According to local gardeners, the main focus should be determining how much time you want to spend taking care of the plants. Secondly, soil preparation is key.
"Lots of compost and lime need to be added to the soil," said Carol Finch. "Come to think of it, you should have a soil test done first, but compost is always good."
The Web site landscaping networx.com suggests that determining an exact scheme is not necessary, but if a plan is put to paper, the layout of the flowerbed, with added plants and shrubbery, should also be included.
"Avoid spending too much time on figuring out the exact placement of the flowers," the Web site adds. "A plan on paper should only help guide you and help you estimate how many flowers will need to be purchased."
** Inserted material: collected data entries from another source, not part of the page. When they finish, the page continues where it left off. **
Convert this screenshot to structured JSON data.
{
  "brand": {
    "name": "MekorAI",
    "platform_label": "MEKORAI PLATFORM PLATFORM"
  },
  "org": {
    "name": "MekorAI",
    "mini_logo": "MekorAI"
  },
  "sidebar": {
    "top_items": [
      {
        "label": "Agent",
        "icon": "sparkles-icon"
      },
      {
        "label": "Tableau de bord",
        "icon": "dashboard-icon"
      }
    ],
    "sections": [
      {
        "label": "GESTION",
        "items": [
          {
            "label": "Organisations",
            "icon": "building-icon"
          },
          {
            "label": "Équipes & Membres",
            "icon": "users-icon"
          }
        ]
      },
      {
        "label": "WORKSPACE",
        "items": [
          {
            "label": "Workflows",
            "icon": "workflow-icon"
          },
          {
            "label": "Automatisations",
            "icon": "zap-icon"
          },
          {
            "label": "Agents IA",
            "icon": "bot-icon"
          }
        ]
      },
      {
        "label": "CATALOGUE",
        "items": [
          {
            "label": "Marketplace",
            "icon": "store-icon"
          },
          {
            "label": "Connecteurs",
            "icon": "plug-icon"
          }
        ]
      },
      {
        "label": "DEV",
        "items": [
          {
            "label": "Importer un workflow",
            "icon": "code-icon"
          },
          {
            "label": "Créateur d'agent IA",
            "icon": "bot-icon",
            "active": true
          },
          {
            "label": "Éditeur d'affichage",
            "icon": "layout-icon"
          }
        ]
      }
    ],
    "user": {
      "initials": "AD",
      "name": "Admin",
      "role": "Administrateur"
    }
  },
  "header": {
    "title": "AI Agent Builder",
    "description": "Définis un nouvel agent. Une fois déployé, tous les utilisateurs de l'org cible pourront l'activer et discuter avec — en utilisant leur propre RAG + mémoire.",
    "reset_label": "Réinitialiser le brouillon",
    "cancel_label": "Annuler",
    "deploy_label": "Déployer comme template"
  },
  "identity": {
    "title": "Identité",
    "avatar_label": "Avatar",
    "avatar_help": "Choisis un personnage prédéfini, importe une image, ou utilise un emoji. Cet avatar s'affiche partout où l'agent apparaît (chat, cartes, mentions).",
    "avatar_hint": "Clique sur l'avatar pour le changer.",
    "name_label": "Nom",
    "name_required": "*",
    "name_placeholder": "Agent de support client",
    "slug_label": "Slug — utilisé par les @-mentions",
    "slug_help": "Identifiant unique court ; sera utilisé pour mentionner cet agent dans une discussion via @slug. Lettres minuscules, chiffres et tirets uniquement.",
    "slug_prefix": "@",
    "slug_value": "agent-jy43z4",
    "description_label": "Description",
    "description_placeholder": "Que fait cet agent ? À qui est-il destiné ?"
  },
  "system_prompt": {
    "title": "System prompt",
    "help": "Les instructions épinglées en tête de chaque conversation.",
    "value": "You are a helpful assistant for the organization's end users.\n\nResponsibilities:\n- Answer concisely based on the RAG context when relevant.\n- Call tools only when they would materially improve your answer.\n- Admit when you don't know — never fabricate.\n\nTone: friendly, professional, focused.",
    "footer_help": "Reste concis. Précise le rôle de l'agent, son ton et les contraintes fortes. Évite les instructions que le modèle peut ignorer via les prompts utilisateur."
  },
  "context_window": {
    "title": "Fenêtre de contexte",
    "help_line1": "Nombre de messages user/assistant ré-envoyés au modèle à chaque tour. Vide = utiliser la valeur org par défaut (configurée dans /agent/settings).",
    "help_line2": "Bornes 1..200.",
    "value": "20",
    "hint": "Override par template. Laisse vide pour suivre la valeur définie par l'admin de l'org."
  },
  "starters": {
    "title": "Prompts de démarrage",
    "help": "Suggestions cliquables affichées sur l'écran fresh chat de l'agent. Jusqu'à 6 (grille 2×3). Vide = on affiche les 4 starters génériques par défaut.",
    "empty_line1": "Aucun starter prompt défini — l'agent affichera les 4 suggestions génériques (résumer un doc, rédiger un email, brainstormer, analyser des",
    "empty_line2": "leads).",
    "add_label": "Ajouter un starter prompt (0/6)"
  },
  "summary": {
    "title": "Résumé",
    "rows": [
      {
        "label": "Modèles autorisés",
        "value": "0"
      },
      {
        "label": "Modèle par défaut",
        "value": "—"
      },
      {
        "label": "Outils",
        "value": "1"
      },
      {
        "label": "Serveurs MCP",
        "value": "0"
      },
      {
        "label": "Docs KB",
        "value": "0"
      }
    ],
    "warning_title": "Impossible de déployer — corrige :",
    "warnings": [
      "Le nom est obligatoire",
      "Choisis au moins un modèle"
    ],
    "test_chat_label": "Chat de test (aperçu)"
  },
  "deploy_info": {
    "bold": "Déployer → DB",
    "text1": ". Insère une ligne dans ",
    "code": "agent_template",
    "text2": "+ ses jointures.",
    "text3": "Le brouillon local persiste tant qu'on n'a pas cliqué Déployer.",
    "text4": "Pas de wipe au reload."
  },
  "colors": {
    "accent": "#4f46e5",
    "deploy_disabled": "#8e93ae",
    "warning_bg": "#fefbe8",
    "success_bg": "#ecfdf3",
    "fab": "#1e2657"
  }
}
Landscapingnetwork.com does recommend creating mixed border flowerbeds rather than planting just perennials. The advantage, it suggests, is that small flowering trees and shrubs join together with the flowers to create a look that lasts throughout the year.
For Ginny Allen, it's imperative to lay out the shape of the flower bed and be sure that it is near a water source.
"Pick plants that like the amount of sun or shade that the flower bed will get," she said. "Pick plants with similar watering needs."
Allen also says to be aware of the height and size of plants at maturity.
"Usually tall plants go in the back and shorter ones in the front," she said. "A small plant in a 4-inch pot may grow 10 feet tall, need staking or become ground cover."
Grouping plants -- three to five of the same variety -- often looks better than single plants of many different varieties.
"Use annuals -- plants that last one year -- for long-term, repeated bloom," said Allen. "Use perennials -- plants that come back for several years -- for shorter term blooms that don't need replanting."
Finally, Allen recommends checking plant requirements.
"Some seeds need the soil to be at least 55 degrees," she said. "Some like cool weather, and others do well in our summer heat."